Saints of God, we ought to worship God. He has saved us from our sins. He has blessed us. He has made us his own people above all others. We’ve received all these benefits simply through faith; faith which he even worked in our hearts. We should worship God out of gratitude for all that he’s done. We should look to grow in obedience to God out of gratitude for all that he’s done.
This worship and gratitude of God can be expressed in different ways. Certainly it can be expressed in our offerings. The principle of the firstfruits and the tithes in this passage is that we should give back to God from those things he has given to us. That’s true of our financial blessings, and it’s true of every sort of blessing we’ve received from God. In all the ways, God has blessed us, we should give back to him. And yet we especially do have this opportunity in terms of our finances, don’t we? We have opportunity whenever we gather to give back to God in a formal way of those material blessings. This of course, is a real test of our faith. When you are willing to give both tithes and offerings, a tenth of all your income, and even more, that’s and act of real faith and worship. You have to be pretty serious about your faith if you’re willing to cheerfully give both a tenth of your income and even more beyond that. But that’s why its act of real worship. That’s why it’s an expression of real gratitude. Christians are commanded to be give cheerful givers to both the work of the church and to helping those in need; this is part of our worship.
Of course as we’ve been saying, this worship of God should also be expressed through the formal ceremonies and ordinances of the church. The new covenant church gathers together to worship on the first day of the week, i.e. Sunday, the Lord’s Day. This is a solemn, formal, gathering before the Lord. We regularly administer the sacraments too as part of this formal worship. And it’s wonderful to know that as we gather together, that God is with us. The Spirit of God is within us as we worship. We might think that means God has come down again from his holy habitation when we gather to worship. In some sense that’s true. But as Ephesians 2:6 reminds us, that Christians are those who have been seated already in the heavenly places. Our worship is a heavenly worship, because we worship God spiritually.

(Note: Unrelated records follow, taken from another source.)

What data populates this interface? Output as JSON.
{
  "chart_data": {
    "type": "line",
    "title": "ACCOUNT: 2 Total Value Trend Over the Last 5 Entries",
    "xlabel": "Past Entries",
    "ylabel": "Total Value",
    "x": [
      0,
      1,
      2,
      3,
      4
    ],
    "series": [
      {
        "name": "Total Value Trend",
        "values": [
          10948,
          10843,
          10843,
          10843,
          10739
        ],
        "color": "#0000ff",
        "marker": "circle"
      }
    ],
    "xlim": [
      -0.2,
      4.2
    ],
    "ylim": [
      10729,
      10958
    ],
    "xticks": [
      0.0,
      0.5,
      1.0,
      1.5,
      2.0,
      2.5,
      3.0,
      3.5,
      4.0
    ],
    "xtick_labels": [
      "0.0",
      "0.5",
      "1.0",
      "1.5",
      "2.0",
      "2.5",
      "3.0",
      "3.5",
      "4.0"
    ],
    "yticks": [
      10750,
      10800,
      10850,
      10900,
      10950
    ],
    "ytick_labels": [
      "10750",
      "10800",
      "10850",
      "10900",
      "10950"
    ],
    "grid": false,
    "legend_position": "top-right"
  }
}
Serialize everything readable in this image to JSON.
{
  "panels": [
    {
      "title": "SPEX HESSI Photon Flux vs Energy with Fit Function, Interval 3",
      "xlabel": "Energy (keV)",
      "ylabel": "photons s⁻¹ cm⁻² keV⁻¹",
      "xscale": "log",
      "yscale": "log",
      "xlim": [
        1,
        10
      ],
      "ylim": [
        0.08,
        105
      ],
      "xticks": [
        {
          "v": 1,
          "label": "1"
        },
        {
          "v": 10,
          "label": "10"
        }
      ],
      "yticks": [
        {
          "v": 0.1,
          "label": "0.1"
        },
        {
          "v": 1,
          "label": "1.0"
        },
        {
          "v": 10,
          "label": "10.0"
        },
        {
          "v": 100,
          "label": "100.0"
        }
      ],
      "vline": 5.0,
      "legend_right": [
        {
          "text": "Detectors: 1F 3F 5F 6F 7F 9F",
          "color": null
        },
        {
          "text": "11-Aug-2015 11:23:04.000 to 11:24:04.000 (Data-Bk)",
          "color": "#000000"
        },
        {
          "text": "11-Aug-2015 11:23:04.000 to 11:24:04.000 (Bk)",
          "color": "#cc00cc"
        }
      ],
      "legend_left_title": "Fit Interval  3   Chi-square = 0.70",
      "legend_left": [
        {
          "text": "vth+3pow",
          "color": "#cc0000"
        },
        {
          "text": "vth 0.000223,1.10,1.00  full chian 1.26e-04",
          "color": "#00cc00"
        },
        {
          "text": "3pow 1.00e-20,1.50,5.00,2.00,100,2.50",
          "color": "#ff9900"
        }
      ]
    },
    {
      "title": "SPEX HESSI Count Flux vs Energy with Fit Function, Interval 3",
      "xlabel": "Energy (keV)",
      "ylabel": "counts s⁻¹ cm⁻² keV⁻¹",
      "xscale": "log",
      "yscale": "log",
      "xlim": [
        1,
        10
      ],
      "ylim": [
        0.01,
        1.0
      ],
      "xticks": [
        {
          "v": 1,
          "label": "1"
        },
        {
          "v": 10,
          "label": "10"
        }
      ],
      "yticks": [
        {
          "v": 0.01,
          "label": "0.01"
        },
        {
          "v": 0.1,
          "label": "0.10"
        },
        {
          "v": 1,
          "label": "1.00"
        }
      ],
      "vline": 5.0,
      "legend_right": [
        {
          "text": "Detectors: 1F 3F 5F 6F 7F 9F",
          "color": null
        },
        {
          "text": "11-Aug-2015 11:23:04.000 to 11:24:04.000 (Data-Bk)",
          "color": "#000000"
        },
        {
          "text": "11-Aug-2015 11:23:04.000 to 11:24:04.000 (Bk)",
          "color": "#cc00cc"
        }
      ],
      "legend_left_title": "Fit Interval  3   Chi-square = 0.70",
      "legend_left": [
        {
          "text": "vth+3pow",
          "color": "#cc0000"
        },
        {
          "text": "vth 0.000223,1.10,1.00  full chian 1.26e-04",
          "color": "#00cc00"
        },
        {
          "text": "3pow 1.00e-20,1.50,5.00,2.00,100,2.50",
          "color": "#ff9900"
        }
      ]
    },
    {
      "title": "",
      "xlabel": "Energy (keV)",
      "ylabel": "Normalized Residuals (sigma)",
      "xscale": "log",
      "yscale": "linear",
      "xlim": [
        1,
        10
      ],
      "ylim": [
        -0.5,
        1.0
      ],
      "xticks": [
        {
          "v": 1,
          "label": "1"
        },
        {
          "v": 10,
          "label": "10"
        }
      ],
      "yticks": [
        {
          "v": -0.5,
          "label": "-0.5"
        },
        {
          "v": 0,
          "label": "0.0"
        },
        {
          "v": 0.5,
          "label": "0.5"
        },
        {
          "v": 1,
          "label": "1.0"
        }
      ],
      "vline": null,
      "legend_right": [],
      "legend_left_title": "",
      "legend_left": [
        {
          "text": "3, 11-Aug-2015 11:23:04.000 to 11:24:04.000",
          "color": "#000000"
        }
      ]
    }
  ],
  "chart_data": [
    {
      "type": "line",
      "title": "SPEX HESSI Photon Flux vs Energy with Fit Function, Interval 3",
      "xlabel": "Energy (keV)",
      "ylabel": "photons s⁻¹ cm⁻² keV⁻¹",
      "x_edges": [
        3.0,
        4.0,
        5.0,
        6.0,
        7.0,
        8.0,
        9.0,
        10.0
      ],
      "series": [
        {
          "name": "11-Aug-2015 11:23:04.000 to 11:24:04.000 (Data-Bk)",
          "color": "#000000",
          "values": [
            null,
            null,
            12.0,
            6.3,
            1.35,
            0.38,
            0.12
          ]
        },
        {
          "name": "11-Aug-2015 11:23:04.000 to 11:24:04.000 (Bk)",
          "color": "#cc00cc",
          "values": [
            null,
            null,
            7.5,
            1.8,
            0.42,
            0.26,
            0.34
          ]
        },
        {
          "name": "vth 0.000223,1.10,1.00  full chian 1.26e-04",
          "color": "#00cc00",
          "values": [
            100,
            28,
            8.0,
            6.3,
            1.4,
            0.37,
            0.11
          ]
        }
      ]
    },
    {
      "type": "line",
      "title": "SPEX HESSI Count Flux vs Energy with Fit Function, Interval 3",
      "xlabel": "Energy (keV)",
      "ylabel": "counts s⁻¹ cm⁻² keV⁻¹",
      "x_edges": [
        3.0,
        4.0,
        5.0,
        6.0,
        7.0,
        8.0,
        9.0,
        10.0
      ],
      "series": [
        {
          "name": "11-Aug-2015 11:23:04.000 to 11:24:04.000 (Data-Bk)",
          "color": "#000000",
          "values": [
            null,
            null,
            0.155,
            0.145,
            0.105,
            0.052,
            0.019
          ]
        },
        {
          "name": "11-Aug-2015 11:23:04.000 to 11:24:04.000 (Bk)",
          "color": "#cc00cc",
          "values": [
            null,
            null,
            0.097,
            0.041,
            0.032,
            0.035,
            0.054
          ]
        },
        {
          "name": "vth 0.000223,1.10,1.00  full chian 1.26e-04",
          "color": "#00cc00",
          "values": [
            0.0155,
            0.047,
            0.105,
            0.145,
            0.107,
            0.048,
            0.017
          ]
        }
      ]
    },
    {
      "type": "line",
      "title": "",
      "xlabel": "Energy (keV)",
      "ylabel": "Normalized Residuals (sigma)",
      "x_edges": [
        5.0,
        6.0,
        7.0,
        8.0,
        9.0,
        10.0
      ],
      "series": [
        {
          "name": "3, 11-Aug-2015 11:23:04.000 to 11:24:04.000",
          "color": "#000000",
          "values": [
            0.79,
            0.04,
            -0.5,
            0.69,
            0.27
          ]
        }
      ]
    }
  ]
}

This means there’s some real sense in which when we gather, we worship together in the presence of God in his holy habitation. That we are transported spiritually into the heavenly places to worship God in his heavenly throne room.

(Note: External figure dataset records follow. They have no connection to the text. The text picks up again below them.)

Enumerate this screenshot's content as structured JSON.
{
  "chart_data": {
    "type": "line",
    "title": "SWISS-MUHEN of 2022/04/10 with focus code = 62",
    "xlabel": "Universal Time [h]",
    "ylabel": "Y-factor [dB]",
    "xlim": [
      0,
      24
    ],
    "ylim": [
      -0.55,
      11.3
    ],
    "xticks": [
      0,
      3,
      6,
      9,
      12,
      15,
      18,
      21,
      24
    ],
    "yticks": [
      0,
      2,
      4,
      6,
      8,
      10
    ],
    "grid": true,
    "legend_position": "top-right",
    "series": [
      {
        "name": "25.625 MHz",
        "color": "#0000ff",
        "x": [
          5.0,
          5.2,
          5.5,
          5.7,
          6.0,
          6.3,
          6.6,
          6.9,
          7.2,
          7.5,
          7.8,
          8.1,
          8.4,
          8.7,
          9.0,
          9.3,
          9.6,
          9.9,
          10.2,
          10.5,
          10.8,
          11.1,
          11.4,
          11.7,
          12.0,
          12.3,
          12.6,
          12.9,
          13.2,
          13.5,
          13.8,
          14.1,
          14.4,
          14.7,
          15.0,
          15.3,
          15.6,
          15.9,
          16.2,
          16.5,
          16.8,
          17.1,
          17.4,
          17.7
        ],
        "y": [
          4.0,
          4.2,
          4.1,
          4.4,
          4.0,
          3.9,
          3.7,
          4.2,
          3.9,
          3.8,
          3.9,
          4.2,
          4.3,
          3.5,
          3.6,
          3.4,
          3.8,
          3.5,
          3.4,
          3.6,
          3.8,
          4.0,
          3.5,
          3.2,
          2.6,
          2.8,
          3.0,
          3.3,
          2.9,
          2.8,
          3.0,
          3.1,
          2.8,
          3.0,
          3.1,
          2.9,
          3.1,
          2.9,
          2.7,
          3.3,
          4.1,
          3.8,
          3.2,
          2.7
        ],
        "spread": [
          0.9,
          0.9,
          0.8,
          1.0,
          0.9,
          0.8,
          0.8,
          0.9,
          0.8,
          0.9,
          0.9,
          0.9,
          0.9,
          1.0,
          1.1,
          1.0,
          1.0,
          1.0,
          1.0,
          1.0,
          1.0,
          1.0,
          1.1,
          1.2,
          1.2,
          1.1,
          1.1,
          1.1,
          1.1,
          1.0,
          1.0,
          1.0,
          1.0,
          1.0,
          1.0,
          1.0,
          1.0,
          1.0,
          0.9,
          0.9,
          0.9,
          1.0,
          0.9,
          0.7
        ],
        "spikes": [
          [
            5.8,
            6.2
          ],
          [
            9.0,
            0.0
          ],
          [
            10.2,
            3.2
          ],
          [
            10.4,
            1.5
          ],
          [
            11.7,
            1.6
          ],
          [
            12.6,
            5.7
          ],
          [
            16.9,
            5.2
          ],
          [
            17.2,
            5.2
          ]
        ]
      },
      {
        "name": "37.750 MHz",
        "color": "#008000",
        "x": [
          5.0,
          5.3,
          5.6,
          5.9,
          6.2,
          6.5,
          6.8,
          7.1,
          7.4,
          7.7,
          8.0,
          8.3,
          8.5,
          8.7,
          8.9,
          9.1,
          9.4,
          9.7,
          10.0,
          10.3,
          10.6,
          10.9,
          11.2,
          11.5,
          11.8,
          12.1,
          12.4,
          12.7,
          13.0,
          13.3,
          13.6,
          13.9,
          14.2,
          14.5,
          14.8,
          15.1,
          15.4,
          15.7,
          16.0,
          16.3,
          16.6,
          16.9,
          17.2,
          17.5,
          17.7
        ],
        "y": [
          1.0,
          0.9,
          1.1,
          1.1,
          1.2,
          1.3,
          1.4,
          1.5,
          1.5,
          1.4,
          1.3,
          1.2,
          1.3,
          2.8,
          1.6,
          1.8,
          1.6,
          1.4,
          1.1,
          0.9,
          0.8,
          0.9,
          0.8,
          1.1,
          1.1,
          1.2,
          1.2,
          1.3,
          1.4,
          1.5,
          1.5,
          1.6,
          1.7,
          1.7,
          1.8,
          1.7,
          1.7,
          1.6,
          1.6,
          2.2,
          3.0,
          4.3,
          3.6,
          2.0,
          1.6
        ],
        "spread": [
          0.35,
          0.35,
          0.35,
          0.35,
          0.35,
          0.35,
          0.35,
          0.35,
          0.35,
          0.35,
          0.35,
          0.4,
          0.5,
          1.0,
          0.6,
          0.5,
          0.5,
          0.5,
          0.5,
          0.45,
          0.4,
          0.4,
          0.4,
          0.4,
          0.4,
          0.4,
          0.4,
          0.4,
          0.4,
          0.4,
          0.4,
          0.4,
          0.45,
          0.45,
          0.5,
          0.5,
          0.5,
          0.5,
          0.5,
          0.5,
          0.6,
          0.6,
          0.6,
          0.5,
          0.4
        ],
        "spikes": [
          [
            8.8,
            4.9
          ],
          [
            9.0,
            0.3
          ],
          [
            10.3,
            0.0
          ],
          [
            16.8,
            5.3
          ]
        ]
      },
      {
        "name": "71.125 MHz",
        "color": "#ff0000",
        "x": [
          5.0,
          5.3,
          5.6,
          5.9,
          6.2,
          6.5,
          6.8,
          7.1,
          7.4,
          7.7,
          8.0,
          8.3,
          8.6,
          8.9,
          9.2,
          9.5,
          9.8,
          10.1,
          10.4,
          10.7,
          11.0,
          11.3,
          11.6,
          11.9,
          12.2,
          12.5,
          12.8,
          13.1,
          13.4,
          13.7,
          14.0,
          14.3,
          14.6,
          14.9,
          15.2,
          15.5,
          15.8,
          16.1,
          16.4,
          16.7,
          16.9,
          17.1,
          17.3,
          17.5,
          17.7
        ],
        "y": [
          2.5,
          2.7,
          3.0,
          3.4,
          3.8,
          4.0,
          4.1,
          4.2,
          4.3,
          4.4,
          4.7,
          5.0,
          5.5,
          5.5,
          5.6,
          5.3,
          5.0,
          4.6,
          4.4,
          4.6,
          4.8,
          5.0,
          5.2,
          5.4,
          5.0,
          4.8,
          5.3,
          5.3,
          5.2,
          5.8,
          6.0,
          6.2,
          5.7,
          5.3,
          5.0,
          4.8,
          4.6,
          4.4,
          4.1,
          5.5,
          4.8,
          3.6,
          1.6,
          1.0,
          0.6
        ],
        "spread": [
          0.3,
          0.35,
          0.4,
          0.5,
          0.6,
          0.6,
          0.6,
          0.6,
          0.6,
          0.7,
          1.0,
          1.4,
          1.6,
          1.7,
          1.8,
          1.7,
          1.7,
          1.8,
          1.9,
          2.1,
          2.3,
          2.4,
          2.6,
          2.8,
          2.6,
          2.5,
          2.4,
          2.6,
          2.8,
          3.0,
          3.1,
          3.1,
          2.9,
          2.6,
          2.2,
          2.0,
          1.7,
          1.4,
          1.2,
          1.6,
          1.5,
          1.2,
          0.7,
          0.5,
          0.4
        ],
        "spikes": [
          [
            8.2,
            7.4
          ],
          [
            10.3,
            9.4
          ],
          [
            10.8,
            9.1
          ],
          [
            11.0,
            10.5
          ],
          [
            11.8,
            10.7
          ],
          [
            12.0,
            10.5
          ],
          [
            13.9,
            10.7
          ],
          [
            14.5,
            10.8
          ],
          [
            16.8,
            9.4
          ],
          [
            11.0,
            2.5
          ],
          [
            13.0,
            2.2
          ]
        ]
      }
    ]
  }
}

Saints of God, this is our worship. God came down from his holy habitation to bring us up to himself. We live in both places now. In the flesh, we work and labor on earth. In the Spirit, we are able to come and worship before God in his holy habitation in heaven. There is coming a day when this dual life will be merged. When Christ comes again, all things will be made new. God’s habitation will then be made with his saints, Revelation 21:3. We will together worship in God’s presence, both physically and spiritually, in our resurrected bodies; for eternity. We look forward that amazing eternity, even every time we gather here together on Sundays. Come quickly Lord Jesus. Amen.